Foi o olhar da velha senhora o que o fez voltar atrás.
Era um olhar vazio, desesperançado, maculado pela dor e tristeza e que naquele momento traduzia a si mesmo em finitude. Marco compreendeu imediatemente. Um lampejo daquela dor e solidão ecoou dentro de si mesmo. Deteve-se no meio da correnteza de gente indo e vindo pela calçada e foi abrindo caminho, desviando-se de um e outro até aproximar-se dela, sentada no chão, num canto, com a mão estendida em busca de um trocado.
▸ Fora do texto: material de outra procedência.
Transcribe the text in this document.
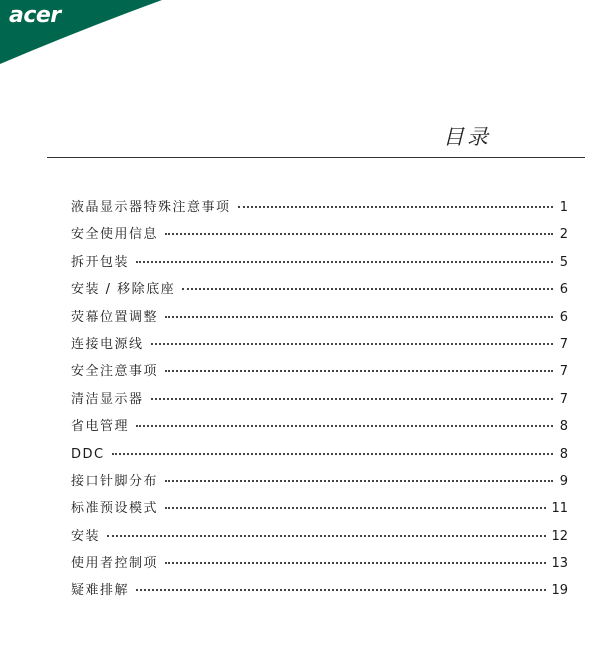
acer
目录
液晶显示器特殊注意事项	1
安全使用信息	2
拆开包装	5
安装 / 移除底座	6
荧幕位置调整	6
连接电源线	7
安全注意事项	7
清洁显示器	7
省电管理	8
DDC	8
接口针脚分布	9
标准预设模式	11
安装	12
使用者控制项	13
疑难排解	19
Ele observou os cabelos dela: um branco-amarelado pela idade, as rugas profundas de seu rosto, as vestes maltrapilhas e a magreza reveladora de sua necessidade de subsistência. Enfiou a mão em seu bolso, pegou algumas moedas e abaixou-se a fim de as depositar naquela mão estendida.
Foi quando Marcos, sem intenção, a fim de que as moedas não caíssem no chão, tocou com a ponta de seus dedos a palma da mão da velha senhora, entregando-lhe as moedas, que sentiu-se comovido por maior compaixão. Naquele instante sentiu o calor daquela mão pedinte como seria o da mão de qualquer pessoa de sua família.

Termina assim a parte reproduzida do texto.